Experts: We are not in a housing bubble
Soft home prices equal a healthier market
While some borrowers might pull out of the housing market at the sight of the the slowdown in home prices, market experts are cautioning consumers not to slam on the housing brakes just yet. Home prices only increased from June to July by 0.6%, Lender Processing Services revealed Monday in its U.S. Home Price Index.
However, from last year, July prices soared 8.7% above 2012 levels, the company said.
The report is the result of a survey of July transactions from more than 18,500 U.S. ZIP codes.
Last week’s housing data points to positive signs in the housing market. But when taking a closer look, the market posted mixed views.
For instance, housing starts were up in August, but only due to July starts being revised down, which means housing may be flattening.
On the reverse, existing-home sales came in at a recovery best, hitting an annual rate of 5.480 million in August, well above market consensus.
Earlier this year home prices were rising at an unsustainably fast pace, so it’s important to remember that even with the recent modest price slowdown, prices are still rising at more than a 10% annualized rate, explained Trulia chief economist and vice president of analytics Jed Kolko.
"Our Bubble Watch metric shows that price levels nationally are undervalued by 5%, which means only small further price gains are needed to get prices national back at normal historical levels," Kolko stated.
He continued, "We are not at risk of a bubble today, but if prices rose 10% a year for the next three years, we’d all be calling bubble."
On a similar note, National Association of Realtors chief economist Jed Smith is confident the slowdown is healthy for the market so housing does not hit a bubble.

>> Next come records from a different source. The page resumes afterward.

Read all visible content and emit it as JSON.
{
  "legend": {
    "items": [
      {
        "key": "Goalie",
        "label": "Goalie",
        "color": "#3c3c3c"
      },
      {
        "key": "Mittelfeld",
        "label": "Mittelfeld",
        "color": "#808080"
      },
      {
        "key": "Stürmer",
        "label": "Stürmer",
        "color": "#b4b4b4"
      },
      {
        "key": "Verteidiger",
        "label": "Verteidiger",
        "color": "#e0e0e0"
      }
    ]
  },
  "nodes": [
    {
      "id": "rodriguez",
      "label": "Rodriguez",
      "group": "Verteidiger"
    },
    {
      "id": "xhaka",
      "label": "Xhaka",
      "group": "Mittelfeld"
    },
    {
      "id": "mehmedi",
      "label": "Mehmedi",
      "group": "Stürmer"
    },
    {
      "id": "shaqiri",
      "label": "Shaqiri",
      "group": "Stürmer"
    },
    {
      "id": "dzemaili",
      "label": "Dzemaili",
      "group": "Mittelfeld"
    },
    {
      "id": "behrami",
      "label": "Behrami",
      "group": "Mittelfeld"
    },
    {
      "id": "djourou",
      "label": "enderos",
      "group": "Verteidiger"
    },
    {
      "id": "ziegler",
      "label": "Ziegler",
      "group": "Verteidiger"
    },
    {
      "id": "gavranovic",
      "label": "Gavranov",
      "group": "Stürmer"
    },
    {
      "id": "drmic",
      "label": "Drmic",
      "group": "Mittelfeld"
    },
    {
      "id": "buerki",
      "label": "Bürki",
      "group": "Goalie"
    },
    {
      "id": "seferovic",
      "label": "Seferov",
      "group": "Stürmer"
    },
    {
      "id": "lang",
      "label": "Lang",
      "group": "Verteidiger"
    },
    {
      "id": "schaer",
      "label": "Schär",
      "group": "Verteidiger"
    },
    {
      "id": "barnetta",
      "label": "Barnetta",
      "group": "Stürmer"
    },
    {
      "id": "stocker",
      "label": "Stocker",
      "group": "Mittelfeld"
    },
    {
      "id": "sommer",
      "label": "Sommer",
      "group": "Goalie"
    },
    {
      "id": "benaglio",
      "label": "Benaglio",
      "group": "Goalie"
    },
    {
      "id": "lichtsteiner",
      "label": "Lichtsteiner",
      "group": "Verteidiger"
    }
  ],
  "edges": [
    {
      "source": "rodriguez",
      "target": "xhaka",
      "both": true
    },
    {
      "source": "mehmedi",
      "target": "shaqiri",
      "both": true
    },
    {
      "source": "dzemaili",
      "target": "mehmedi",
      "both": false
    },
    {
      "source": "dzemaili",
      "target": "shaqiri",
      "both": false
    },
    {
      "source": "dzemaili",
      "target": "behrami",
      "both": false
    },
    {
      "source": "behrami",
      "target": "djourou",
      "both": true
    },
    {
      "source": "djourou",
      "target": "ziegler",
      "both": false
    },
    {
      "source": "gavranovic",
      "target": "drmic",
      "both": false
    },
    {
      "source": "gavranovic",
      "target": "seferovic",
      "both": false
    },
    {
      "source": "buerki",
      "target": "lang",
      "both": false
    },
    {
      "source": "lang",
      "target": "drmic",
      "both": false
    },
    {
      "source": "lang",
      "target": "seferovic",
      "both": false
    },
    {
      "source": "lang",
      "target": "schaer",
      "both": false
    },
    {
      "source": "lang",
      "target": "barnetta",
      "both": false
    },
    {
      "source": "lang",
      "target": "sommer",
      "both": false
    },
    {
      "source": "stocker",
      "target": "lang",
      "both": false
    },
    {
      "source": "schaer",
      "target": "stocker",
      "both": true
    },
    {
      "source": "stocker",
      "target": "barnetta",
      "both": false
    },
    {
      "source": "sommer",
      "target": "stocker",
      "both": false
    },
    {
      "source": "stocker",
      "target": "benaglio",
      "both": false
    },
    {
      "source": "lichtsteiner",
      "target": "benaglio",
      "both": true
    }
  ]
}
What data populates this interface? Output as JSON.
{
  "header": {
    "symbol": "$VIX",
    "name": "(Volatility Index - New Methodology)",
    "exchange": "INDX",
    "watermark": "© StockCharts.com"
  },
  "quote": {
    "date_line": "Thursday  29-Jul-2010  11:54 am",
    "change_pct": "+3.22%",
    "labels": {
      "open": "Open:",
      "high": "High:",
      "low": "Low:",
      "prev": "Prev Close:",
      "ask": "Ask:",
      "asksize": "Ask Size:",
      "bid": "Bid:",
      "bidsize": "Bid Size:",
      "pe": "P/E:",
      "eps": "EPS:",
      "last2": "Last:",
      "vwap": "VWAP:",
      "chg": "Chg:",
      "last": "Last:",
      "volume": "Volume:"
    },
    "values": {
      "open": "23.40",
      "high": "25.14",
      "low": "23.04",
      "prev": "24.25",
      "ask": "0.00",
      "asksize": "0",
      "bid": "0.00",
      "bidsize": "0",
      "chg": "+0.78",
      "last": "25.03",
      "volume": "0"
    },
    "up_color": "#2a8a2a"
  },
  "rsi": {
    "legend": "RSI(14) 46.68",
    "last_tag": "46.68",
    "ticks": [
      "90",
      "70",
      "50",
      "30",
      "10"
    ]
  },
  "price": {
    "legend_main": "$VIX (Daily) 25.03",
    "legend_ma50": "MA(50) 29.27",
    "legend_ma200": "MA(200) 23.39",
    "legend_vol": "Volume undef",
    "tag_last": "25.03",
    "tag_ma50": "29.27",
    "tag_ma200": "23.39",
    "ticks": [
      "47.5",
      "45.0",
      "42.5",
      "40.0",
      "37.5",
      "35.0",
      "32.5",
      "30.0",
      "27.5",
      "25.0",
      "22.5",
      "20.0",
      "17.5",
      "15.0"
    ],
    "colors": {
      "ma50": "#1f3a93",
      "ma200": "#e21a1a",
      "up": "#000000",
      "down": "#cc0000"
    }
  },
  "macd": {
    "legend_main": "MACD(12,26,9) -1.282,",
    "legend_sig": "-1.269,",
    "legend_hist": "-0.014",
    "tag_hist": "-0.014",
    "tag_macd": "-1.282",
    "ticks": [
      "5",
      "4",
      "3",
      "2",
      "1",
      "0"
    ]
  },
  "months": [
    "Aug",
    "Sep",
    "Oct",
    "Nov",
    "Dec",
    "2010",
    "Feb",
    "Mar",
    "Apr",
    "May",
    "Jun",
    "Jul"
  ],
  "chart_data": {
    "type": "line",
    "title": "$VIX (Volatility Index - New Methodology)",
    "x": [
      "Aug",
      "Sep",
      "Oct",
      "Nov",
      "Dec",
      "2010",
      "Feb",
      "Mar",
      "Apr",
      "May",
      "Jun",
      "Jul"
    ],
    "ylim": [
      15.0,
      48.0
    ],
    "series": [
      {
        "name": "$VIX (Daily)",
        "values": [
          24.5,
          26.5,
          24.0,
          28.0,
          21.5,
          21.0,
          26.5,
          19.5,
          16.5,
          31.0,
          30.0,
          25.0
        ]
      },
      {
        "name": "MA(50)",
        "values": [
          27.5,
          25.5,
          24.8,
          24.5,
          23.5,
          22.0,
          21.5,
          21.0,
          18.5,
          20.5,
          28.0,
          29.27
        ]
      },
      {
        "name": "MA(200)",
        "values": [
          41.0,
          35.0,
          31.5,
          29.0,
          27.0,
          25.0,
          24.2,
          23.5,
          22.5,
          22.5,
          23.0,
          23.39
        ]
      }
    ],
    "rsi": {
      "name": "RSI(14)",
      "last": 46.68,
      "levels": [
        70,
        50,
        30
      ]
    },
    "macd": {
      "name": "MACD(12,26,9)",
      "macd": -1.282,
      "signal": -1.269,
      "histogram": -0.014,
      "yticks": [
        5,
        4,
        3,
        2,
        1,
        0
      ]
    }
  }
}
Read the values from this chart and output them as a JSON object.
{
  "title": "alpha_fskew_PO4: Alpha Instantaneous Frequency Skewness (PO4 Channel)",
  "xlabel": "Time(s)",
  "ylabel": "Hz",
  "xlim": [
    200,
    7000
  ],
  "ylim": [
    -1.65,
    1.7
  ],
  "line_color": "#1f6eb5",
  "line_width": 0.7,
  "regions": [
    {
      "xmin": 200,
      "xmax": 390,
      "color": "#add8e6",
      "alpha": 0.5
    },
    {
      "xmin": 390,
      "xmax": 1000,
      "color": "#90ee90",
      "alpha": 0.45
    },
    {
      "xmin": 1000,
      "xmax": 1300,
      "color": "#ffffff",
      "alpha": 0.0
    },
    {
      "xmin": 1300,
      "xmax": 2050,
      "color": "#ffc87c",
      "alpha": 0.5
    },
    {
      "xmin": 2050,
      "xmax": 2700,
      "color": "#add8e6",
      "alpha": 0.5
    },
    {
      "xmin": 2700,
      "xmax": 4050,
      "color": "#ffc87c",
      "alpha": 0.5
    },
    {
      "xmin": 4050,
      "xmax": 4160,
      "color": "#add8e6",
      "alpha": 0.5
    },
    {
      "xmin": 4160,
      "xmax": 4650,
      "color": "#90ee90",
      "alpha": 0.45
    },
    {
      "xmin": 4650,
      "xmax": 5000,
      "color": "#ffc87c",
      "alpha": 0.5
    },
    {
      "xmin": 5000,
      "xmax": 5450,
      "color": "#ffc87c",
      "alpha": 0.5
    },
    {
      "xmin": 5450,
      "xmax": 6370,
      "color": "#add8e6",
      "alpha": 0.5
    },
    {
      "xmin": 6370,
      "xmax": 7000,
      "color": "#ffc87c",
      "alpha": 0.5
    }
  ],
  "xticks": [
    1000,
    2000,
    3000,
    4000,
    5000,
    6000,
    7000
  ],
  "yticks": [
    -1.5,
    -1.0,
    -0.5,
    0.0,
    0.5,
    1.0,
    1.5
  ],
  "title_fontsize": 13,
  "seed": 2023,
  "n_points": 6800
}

"It’s the normal market reaction to getting back to a normal market," Smith explained.
The majority of the country continues to remain affordable, with the average home price coming in at $231,000, up 8.7% from year-ago levels — only 14.7% from the June 2006 peak level of $270,000, according to LPS.
All five of the largest states and metropolitan areas saw the pace of price growth decrease month-over-month.
California experienced the most marked change, with the pace of growth down to 0.5% in July from 1.6% in June.
Additionally, Los Angeles posted the biggest drop, with growth down 0.3% in July compared to 1.2% in June, respectively.
On the reverse side, Texas posted an impressive uptick in home prices.
Of the 40 largest metro areas, Austin, Dallas, Houston and San Antonio continued their upward trajectory, marking new home price highs in July.
The overall point is that while data seems to fluctuate, the majority of the information concludes that the housing recovery is still a local phenomenon.
Going forward, home prices will continue to slow for three reasons: more housing inventory, higher prices are turning investors off and rising mortgage rates.
"Rising rates is probably the least important of the three reasons past trends show that prices tend not to suffer as much as mortgage rates rise," Kolko said.
He concluded, "Other factors, like a slowly strengthening economy and expanding mortgage credit, should give prices a tailwind and prevent them from slowing sharply."